Luis F. Vilcatoma Salas
La continuidad en la reactivación económica del país con la reanudación de los vuelos nacionales e internacionales, el transporte público interprovincial y una serie de negocios que implican afluencia de personas, ha puesto en la preocupación de todos la posibilidad de una nueva ola de contagios y fallecimientos en las próximas semanas cuya gravedad dependería de dos cuestiones fundamentales: de la capacidad de respuesta institucional del Estado para afrontar la emergencia (hospitales, personal de salud, tecnología y toda la experiencia ganada en la lucha contra la pandemia), y del comportamiento de la gente en materia de autocuidado sanitario siguiendo escrupulosamente las normas existentes sobre el particular. Sobre lo primero, la cuestión está más o menos clara en cuanto a nuestras fortalezas y limitaciones distribuidas en cada una de las regiones, provincias y localidades del país, en cuanto a los protocolos y, entre otros, en cuanto a las responsabilidades de la policía y el ejército para obligar coactivamente al cumplimiento de las normas de sanidad.

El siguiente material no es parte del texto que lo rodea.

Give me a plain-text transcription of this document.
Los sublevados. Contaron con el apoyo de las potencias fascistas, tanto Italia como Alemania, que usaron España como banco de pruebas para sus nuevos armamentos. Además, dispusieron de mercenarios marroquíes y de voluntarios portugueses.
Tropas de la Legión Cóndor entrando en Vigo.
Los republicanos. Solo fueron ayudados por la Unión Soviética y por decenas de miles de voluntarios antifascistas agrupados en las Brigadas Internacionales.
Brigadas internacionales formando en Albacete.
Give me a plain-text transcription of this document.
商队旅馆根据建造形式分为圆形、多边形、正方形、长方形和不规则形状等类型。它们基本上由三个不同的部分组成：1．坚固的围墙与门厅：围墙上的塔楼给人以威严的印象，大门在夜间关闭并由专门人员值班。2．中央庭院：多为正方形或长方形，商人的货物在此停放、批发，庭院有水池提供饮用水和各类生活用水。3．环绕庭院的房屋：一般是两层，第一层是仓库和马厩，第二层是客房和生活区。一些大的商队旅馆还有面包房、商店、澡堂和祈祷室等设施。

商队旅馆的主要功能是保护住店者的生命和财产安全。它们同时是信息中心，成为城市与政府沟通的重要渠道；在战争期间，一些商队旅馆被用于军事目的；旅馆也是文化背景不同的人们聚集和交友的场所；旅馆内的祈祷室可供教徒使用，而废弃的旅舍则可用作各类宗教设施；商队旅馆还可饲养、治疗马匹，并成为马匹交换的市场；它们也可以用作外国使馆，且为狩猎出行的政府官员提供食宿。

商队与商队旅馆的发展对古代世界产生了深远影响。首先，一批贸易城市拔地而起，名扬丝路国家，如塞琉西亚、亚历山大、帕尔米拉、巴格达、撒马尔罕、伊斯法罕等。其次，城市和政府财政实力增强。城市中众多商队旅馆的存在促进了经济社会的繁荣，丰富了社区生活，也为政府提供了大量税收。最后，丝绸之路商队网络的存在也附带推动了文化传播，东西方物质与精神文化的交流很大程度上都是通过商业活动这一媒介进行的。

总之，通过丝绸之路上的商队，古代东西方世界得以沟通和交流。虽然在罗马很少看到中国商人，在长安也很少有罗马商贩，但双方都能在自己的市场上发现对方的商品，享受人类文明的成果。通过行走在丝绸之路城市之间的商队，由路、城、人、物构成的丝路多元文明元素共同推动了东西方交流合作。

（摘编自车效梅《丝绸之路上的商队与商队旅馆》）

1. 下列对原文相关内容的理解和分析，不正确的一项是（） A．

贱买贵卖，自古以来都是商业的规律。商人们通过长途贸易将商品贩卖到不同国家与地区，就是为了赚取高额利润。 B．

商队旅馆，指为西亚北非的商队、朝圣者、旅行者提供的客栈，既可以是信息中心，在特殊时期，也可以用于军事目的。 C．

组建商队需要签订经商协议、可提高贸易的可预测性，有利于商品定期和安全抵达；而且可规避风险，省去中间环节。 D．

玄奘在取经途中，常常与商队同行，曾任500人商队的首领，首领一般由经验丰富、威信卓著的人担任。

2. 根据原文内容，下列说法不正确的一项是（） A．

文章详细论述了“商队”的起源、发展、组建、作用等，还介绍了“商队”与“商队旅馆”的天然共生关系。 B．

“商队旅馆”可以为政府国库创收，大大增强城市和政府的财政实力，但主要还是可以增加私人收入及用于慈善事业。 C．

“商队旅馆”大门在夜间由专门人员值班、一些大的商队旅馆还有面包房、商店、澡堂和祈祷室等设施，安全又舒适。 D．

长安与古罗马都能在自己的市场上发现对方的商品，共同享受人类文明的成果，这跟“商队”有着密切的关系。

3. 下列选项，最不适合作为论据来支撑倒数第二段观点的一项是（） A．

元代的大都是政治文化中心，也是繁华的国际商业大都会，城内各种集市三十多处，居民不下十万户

Y en cuanto a lo segundo, allí sí la cuestión se pone color de hormiga porque la experiencia de estos meses de confinamiento ha dejado el horrible sabor de muchas personas dispuestas a quebrantar normas en reuniones sociales y familiares donde el contagio ha hecho de las suyas, por razones múltiples. La más conocida aunque escasamente explicada ha sido la razón del trabajo y el ingreso económico para no desfallecer por el hambre, que ha movilizado a miles de ciudadanos en una economía informal que algunos alcaldes como el alcalde Forsyth del municipio victoriano de Lima pretende ingenuamente combatir a punta de empujones y golpes como si la culpa estuviera en los propios golpeados y expulsados de las calles citadinas. ¿Dónde buscar la explicación? ¿Sólo en la necesidad de trabajar? O, como es el argumento emergente de la derecha política neoliberal en el gaseoso deseo de libertad del ser humano renuente a aceptar una política de obediencias verticalizadas. O en todo ello más un agregado cardinal, el de la “cultura de la transgresión” características de amplias franjas de la sociedad peruana. Una cultura de desobediencias que proviene desde tiempos lejanos de nuestra historia alimentada por múltiples caudillismos y militarismos, asonadas y revueltas sociales y políticas que han convencido socialmente de que para lograr los propósitos vale cualquier procedimiento (“la ley se acata pero no se cumple”, “las leyes son hostias sin consagrar), configurándose un sujeto con el modelo del “vivo” o del “pendejo” que sabe burlar y obtener lo que quiere y que sobrevive transgrediendo, a diferencia del “sonso” o “lorna” víctima de abusos e imposiciones.
En la extensión de esta “cultura de la transgresión” se ha formado lo que el sociólogo Gonzalo Portocarrero escribió alguna vez, una “sociedad de cómplices” permisiva con la transgresión porque todos, de alguna manera, somos transgresores o potencialmente transgresores. ¿Cómo enfrentar este tema de fondo? ¿La burocracia estatal y los formateados tecnócratas del Estado tienen siquiera el deseo de buscar el cómo hacerlo? Estas son interrogantes que corren a cuenta no de los tecnócratas del pensamiento sino de múltiples subjetividades, investigaciones, reflexiones e ideas de todos los campos disciplinarios, especialidades y profesiones que el actual gobierno no está tomando en cuenta.